Inquiry on Support and Commitment for GoXam under EU Cyber Resilience Act (CRA)

yug · November 11, 2025, 3:48pm

Hi Northwoods Team,

We are currently reviewing vendor support and compliance plans as we move into the EU Cyber Resilience Act (CRA) era. As part of our product suite, we are using GoXam, and we would like to understand your support model going forward.

Could you please clarify the following:

Will Northwoods continue to provide updates, security patches, and maintenance for GoXam under the CRA requirements?
Do you have any timelines, release plans, or official statements regarding CRA compliance?
Is there any documentation or assurance you can share regarding long-term support for GoXam?

This information will help us plan our compliance and product roadmap activities effectively.

We appreciate your support and look forward to your response.

Thank you,
Yugandhar

walter · November 11, 2025, 3:57pm

Yes, we will continue to provide updates, security patches, and maintenance for the foreseeable future. However, we have stopped developing new features for GoXam, since our focus is now on improving GoDiagram.

.NET 10 is being released today, so we will soon produce another release including .NET 10 targets, after we’ve had time to evaluate and test it.

yug · November 11, 2025, 5:14pm

Hi Team,

Thank you for the clarification and the update regarding the GoXam and .NET 10 release plans - that’s helpful.

Since we are preparing for EU Cyber Resilience Act (CRA) readiness, could you please also confirm/clarify the following points for GoXam:

Is there a documented support lifecycle (e.g., how long updates and security patches will be provided)?
Do you maintain a Software Bill of Materials (SBOM) for GoXam that can be shared with customers?
In case of a discovered vulnerability, do you have a defined process and SLA for issuing security patches or advisories?
Is there a designated security contact (PSIRT or equivalent) for responsible disclosure?

This will help us complete our internal CRA compliance assessment.

Thanks again for your support,
Yugandhar

simon · November 12, 2025, 2:37pm

Hello, I am the security contact for Northwoods Software. I will answer more fully via email shortly.
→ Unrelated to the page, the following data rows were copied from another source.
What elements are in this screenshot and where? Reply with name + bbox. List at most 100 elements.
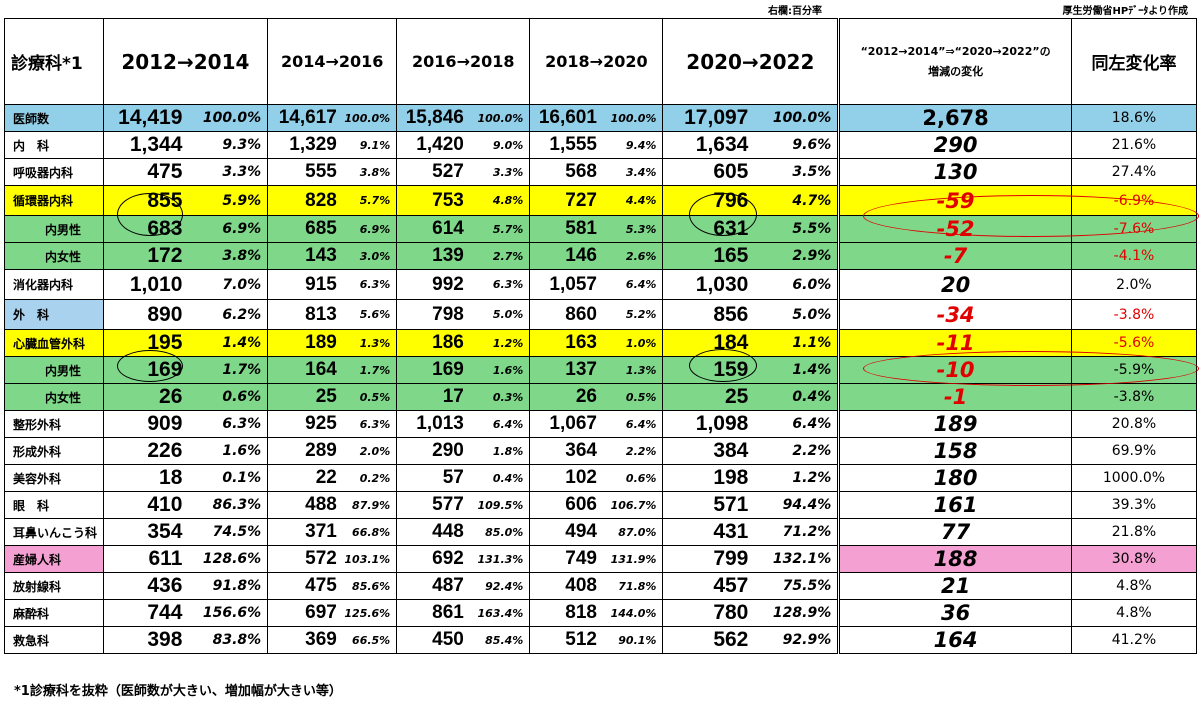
cell-change: 189 (837, 410, 1072, 438)
cell-change: -11 (837, 329, 1072, 357)
cell-share-period-4: 2.6% (600, 242, 664, 270)
cell-count-period-5: 184 (662, 329, 753, 357)
cell-share-period-2: 0.2% (340, 464, 398, 492)
cell-count-period-5: 796 (662, 185, 753, 216)
cell-count-period-3: 577 (396, 491, 468, 519)
cell-count-period-1: 172 (102, 242, 187, 270)
cell-share-period-4: 9.4% (600, 131, 664, 159)
cell-share-period-2: 6.3% (340, 269, 398, 300)
cell-count-period-3: 992 (396, 269, 468, 300)
cell-share-period-5: 2.9% (752, 242, 840, 270)
cell-count-period-5: 780 (662, 599, 753, 627)
cell-count-period-3: 139 (396, 242, 468, 270)
cell-share-period-5: 2.2% (752, 437, 840, 465)
row-dept-name: 呼吸器内科 (4, 158, 104, 186)
cell-count-period-2: 697 (267, 599, 341, 627)
cell-share-period-4: 144.0% (600, 599, 664, 627)
cell-share-period-3: 109.5% (467, 491, 531, 519)
cell-share-period-3: 6.4% (467, 410, 531, 438)
table-row: 循環器内科 855 5.9% 828 5.7% 753 4.8% 727 4.4% 796 4.7%… (4, 185, 1198, 216)
row-dept-name: 外 科 (4, 299, 104, 330)
cell-count-period-4: 163 (529, 329, 601, 357)
row-dept-name: 消化器内科 (4, 269, 104, 300)
table-row: 放射線科 436 91.8% 475 85.6% 487 92.4% 408 71.8% 457 7… (4, 572, 1198, 600)
cell-change-rate: 4.8% (1070, 599, 1198, 627)
cell-change-rate: 39.3% (1070, 491, 1198, 519)
table-row: 耳鼻いんこう科 354 74.5% 371 66.8% 448 85.0% 494 87.0% 4… (4, 518, 1198, 546)
cell-share-period-3: 1.6% (467, 356, 531, 384)
cell-count-period-5: 431 (662, 518, 753, 546)
table-body: 医師数 14,419 100.0% 14,617 100.0% 15,846 100.0% 1… (4, 104, 1198, 654)
cell-share-period-4: 1.0% (600, 329, 664, 357)
cell-change: -1 (837, 383, 1072, 411)
cell-count-period-5: 562 (662, 626, 753, 654)
header-dept: 診療科*1 (4, 18, 104, 105)
table-row: 心臓血管外科 195 1.4% 189 1.3% 186 1.2% 163 1.0% 184 1.1… (4, 329, 1198, 357)
cell-share-period-4: 100.0% (600, 104, 664, 132)
row-dept-name: 麻酔科 (4, 599, 104, 627)
cell-share-period-2: 103.1% (340, 545, 398, 573)
row-dept-name: 心臓血管外科 (4, 329, 104, 357)
cell-count-period-5: 457 (662, 572, 753, 600)
physician-count-table: 診療科*1 2012→2014 2014→2016 2016→2018 2018… (4, 18, 1198, 654)
cell-count-period-2: 1,329 (267, 131, 341, 159)
cell-change-rate: 21.8% (1070, 518, 1198, 546)
table-row: 救急科 398 83.8% 369 66.5% 450 85.4% 512 90.1% 562 92… (4, 626, 1198, 654)
cell-count-period-4: 581 (529, 215, 601, 243)
table-row: 美容外科 18 0.1% 22 0.2% 57 0.4% 102 0.6% 198 1.2% 180 1… (4, 464, 1198, 492)
cell-share-period-1: 1.6% (186, 437, 269, 465)
cell-share-period-4: 106.7% (600, 491, 664, 519)
table-row: 形成外科 226 1.6% 289 2.0% 290 1.8% 364 2.2% 384 2.2% 1… (4, 437, 1198, 465)
cell-change-rate: 41.2% (1070, 626, 1198, 654)
cell-share-period-2: 6.3% (340, 410, 398, 438)
cell-share-period-1: 6.3% (186, 410, 269, 438)
header-change-line1: “2012→2014”⇒“2020→2022”の (860, 44, 1051, 58)
cell-count-period-4: 568 (529, 158, 601, 186)
table-row: 医師数 14,419 100.0% 14,617 100.0% 15,846 100.0% 1… (4, 104, 1198, 132)
cell-count-period-5: 799 (662, 545, 753, 573)
cell-share-period-5: 6.0% (752, 269, 840, 300)
cell-share-period-3: 85.0% (467, 518, 531, 546)
cell-share-period-5: 1.4% (752, 356, 840, 384)
cell-change-rate: 1000.0% (1070, 464, 1198, 492)
cell-count-period-4: 727 (529, 185, 601, 216)
cell-count-period-1: 1,344 (102, 131, 187, 159)
cell-count-period-3: 15,846 (396, 104, 468, 132)
cell-share-period-1: 9.3% (186, 131, 269, 159)
cell-change: -7 (837, 242, 1072, 270)
table-row: 産婦人科 611 128.6% 572 103.1% 692 131.3% 749 131.9%… (4, 545, 1198, 573)
cell-share-period-1: 6.2% (186, 299, 269, 330)
cell-count-period-2: 475 (267, 572, 341, 600)
cell-share-period-3: 85.4% (467, 626, 531, 654)
cell-share-period-4: 0.5% (600, 383, 664, 411)
table-row: 内男性 169 1.7% 164 1.7% 169 1.6% 137 1.3% 159 1.4% -1… (4, 356, 1198, 384)
cell-share-period-3: 5.0% (467, 299, 531, 330)
header-period-2: 2014→2016 (267, 18, 398, 105)
cell-share-period-5: 6.4% (752, 410, 840, 438)
row-dept-name: 産婦人科 (4, 545, 104, 573)
cell-share-period-3: 0.3% (467, 383, 531, 411)
cell-change-rate: -5.9% (1070, 356, 1198, 384)
cell-share-period-1: 0.1% (186, 464, 269, 492)
cell-share-period-5: 9.6% (752, 131, 840, 159)
cell-count-period-1: 436 (102, 572, 187, 600)
cell-share-period-2: 85.6% (340, 572, 398, 600)
cell-share-period-4: 5.2% (600, 299, 664, 330)
cell-share-period-1: 128.6% (186, 545, 269, 573)
cell-share-period-4: 3.4% (600, 158, 664, 186)
row-dept-name: 内女性 (4, 383, 104, 411)
cell-change: 2,678 (837, 104, 1072, 132)
cell-count-period-1: 18 (102, 464, 187, 492)
row-dept-name: 眼 科 (4, 491, 104, 519)
cell-count-period-1: 611 (102, 545, 187, 573)
cell-count-period-2: 813 (267, 299, 341, 330)
cell-share-period-5: 3.5% (752, 158, 840, 186)
cell-count-period-3: 861 (396, 599, 468, 627)
cell-count-period-1: 1,010 (102, 269, 187, 300)
cell-share-period-5: 1.2% (752, 464, 840, 492)
cell-share-period-3: 6.3% (467, 269, 531, 300)
row-dept-name: 内 科 (4, 131, 104, 159)
cell-share-period-3: 163.4% (467, 599, 531, 627)
row-dept-name: 整形外科 (4, 410, 104, 438)
cell-count-period-4: 1,067 (529, 410, 601, 438)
simon · November 12, 2025, 3:14pm

I am removing your-company specific information and replying here also in case others see this topic, though my email has more information for you.

We do not document this externally, though we continue to sell support and updates for GoXam. In the past we warn customers on renewal time when we may be sunsetting a project within 1-2 years (for example, JGo our Java library). We offer to sell a source code license for the companies that may need it. We do not intend to sunset GoXam in the foreseeable future.
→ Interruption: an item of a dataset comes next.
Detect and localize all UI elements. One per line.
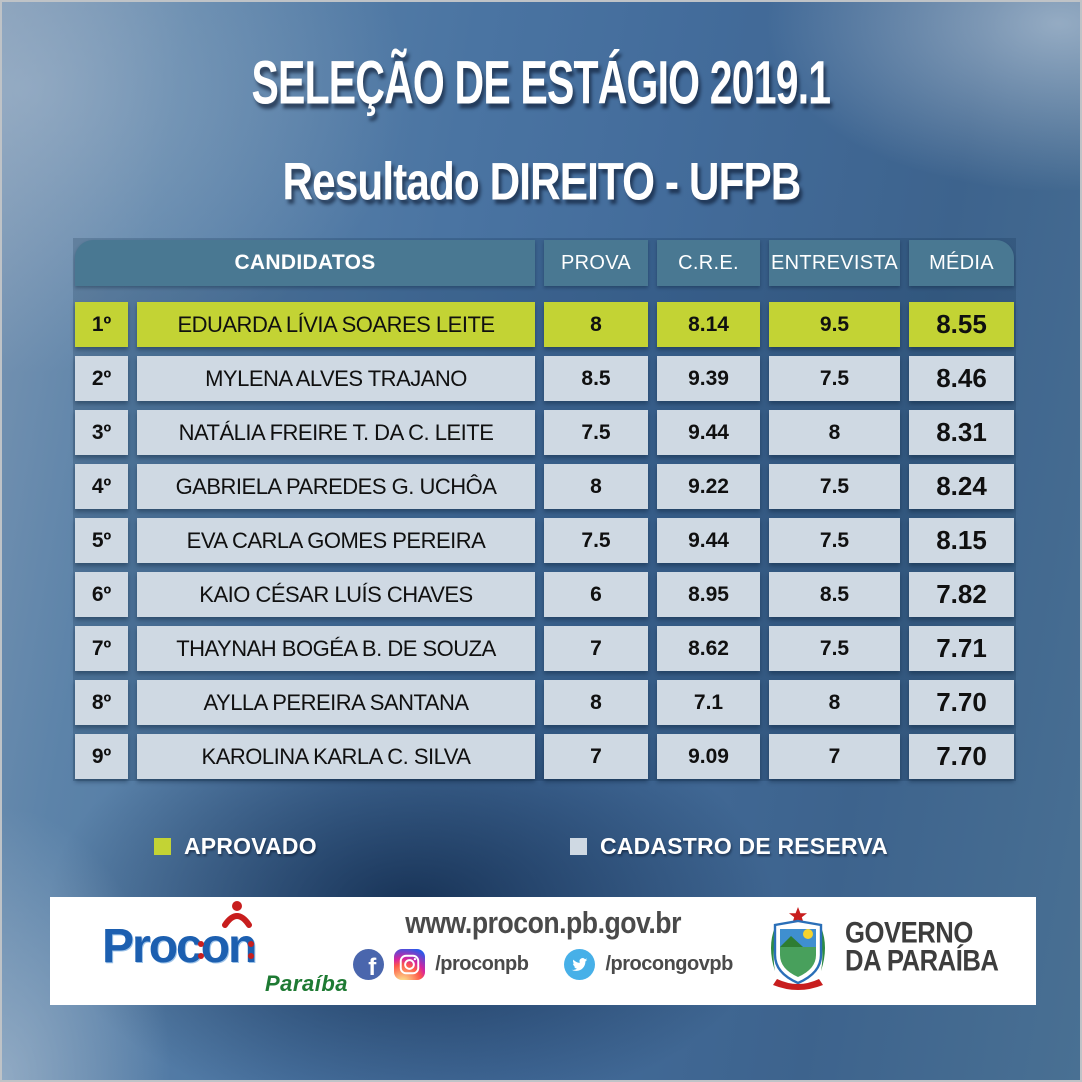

However, GoXam is no longer receiving regular updates besides patches, and has been largely superseded in new projects by GoDiagram 10, which we recommend using instead. GoDiagram 10 is actively developed for WinForms and Avalonia, and can be used within WPF applications. GoDiagram 10 also shares a significant portion of its API with our web library, GoJS.

GoXam and GoJS have no dependencies - everything is built from scratch for these libraries. GoXam does require Microsoft WPF in order to work, of course, just as GoJS only depends on what the browser provides.

GoDiagram requires either WinForms or Avalonia and SkiaSharp for drawing, but nothing else.

We do, though we have never had a security vulnerability in our company’s history. Since we are only selling components that confine themselves to the display layer of an application, and not services or non-display-based integrations, a vulnerability would be unlikely. Should we ever discover a vulnerability, we would notify all affected customers immediately.

I (Simon) am the designated security contact for Northwoods Software.